But first, my job. It’s not going anywhere. The Space Station program is managed in Houston, my company’s work is based in Houston, so that’s where I need to be. My value in a new area would not be as great, if I even got work elsewhere. In other words, I just wasn’t interested in starting my career over, so I would be staying put, regardless. Next is my wife - being an immigrant and not having an engineering background, her ability to ride on David’s back to make him study was limited. In other words, he could fool her any time he wanted by saying “Of course I’m studying”. I was tougher to fool, and took some significant steps to make it tougher for him to get around me (such as opening up his laptop and removing the wireless antenna from his laptop when he was picking up the neighbor’s internet…something he still doesn’t know I did). So, I needed to be with him, just so he would study (and his nightmare semester that I mentioned earlier proved me right) - and I knew all that because I was (is) no different. So that limited us to the Houston area. Also, I like doing stuff with my hands, particularly relating to cars and our house, and I have decent skill level at it, to the point where we don’t need auto mechanics and tradesmen. I wanted to pass that on, as no one can predict the future and those skills can save people a lot of agony and money (in the case of our air conditioner once, it stopped working, and I had it fixed in 45 minutes - it was a capacitor that went bad, and I had a spare - it was summer so it was nice have it back on line that quick). So I needed him around to learn that.
Finally there’s the money end, and that is partially political for me, and partially greed (I admit). The political part is that the private schools simply charge huge amounts of money for what is now a sliding tuition scale. They have a “sticker price” which is probably double their cost for your kid. They then make you fill out a federal form and they go run it through a program that weighs your income and assets, and gives spits out what your cost will be, and it’s a combination of maybe tuition grants, loans, and work (for the student). It has nothing to do with whether your kid is bright. In fact, the Ivy League announced publicly that they were through will all merit-based scholarships about 2 years ago - so all financial aid is now need based. In reality that means that what you pay in tuition at these schools is based exclusively on your income. I don’t buy a car that way, or a house, or a can of soup that way, so I was not about to do that for college. They can shove it with their little redistribution schemes as far as I’m concerned. (my mother has given me more stories from her days as a univeristy administrator that just get me angrier)
So it came down to keeping him local, and with a public college. As it is, he did get a decent education at the University of Houston. From what I can tell, they are selective, but in a different way. At UH, they will admit people that may not be the top students, but they did not give them a pass. In his engineering and math courses, during the early years, it was not uncommon for 80% of the students in a class to drop out prior to the end of the semester (they started with huge classes, but they were down to reasonable size for the second half of the semester). They were that tough. They gave you a shot, but it was up to you to take advantage of it. I see a lot of merit in that. His friends that graduated there all got engineering jobs in the oil industry, except one that joined him in grad school.

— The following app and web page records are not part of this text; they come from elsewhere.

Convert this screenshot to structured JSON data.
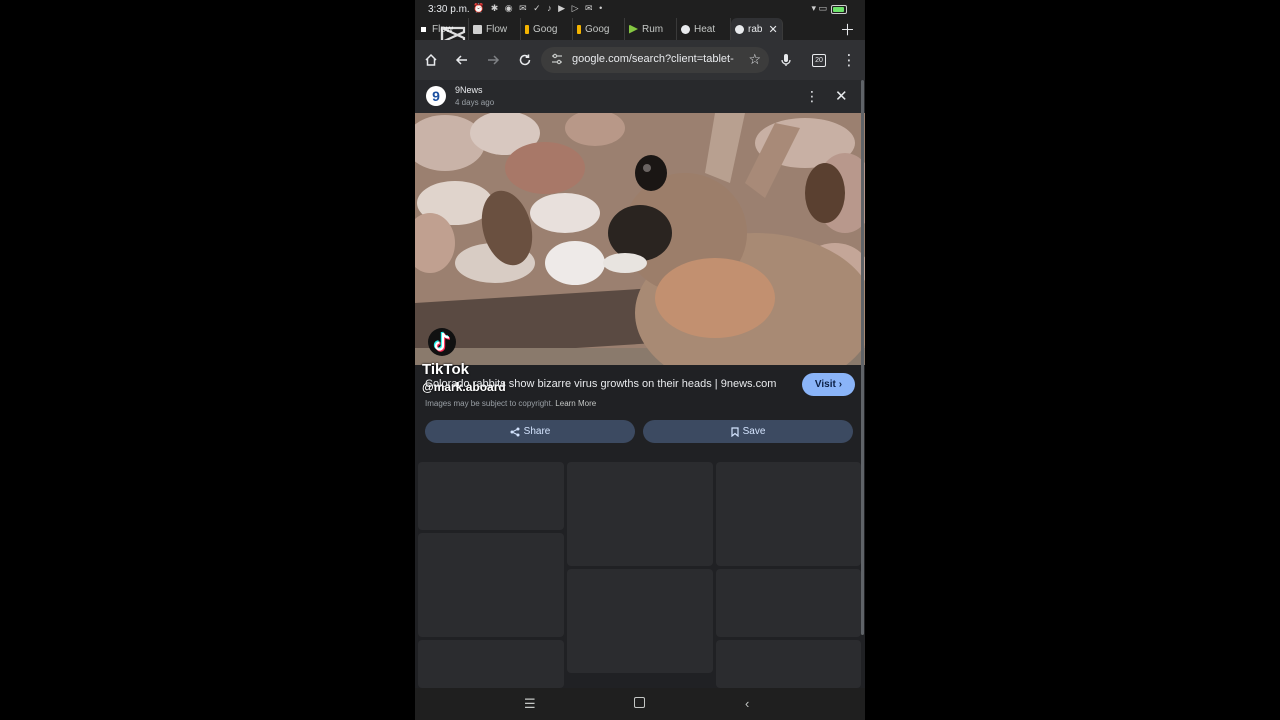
{
  "status_bar": {
    "time": "3:30 p.m.",
    "notification_icons": "⏰ ✱ ◉ ✉ ✓ ♪ ▶ ▷ ✉ •",
    "right_icons": "▾ ▭"
  },
  "tabs": [
    {
      "label": "Flow",
      "favicon_color": "#ffffff"
    },
    {
      "label": "Flow",
      "favicon_color": "#d0d0d0"
    },
    {
      "label": "Goog",
      "favicon_color": "#f4b400"
    },
    {
      "label": "Goog",
      "favicon_color": "#f4b400"
    },
    {
      "label": "Rum",
      "favicon_color": "#85c742"
    },
    {
      "label": "Heat",
      "favicon_color": "#e8eaed"
    },
    {
      "label": "rab",
      "favicon_color": "#e8eaed",
      "active": true
    }
  ],
  "toolbar": {
    "url": "google.com/search?client=tablet-a",
    "tab_count": "20"
  },
  "source": {
    "logo_text": "9",
    "name": "9News",
    "time": "4 days ago"
  },
  "overlay": {
    "tiktok": "TikTok",
    "username": "@mark.aboard"
  },
  "result": {
    "title": "Colorado rabbits show bizarre virus growths on their heads | 9news.com",
    "visit_label": "Visit",
    "copyright_text": "Images may be subject to copyright.",
    "learn_more": "Learn More",
    "share_label": "Share",
    "save_label": "Save"
  },
  "colors": {
    "accent": "#8ab4f8",
    "button_bg": "#3c4a61",
    "page_bg": "#202124"
  }
}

The ones that took the jobs, I suspect started about $80,000, the one that went to grad school with him got an offer for just over $100,000 (he’s about to finish). And once you start working at a large company where you went to school becomes a minor issue - so it’s difficult to see much benefit, at least from a money standpoint, in the Ivy League.
As far as getting a better, more thorough, education, sorry, but he’s not into answering all those deep questions that have sent philosophers banging their heads against the walls and screaming from the mountain tops, for millennium. Just not into that stuff. For him school is simply a path to a job, and UH does just fine providing that path, at least for engineering students.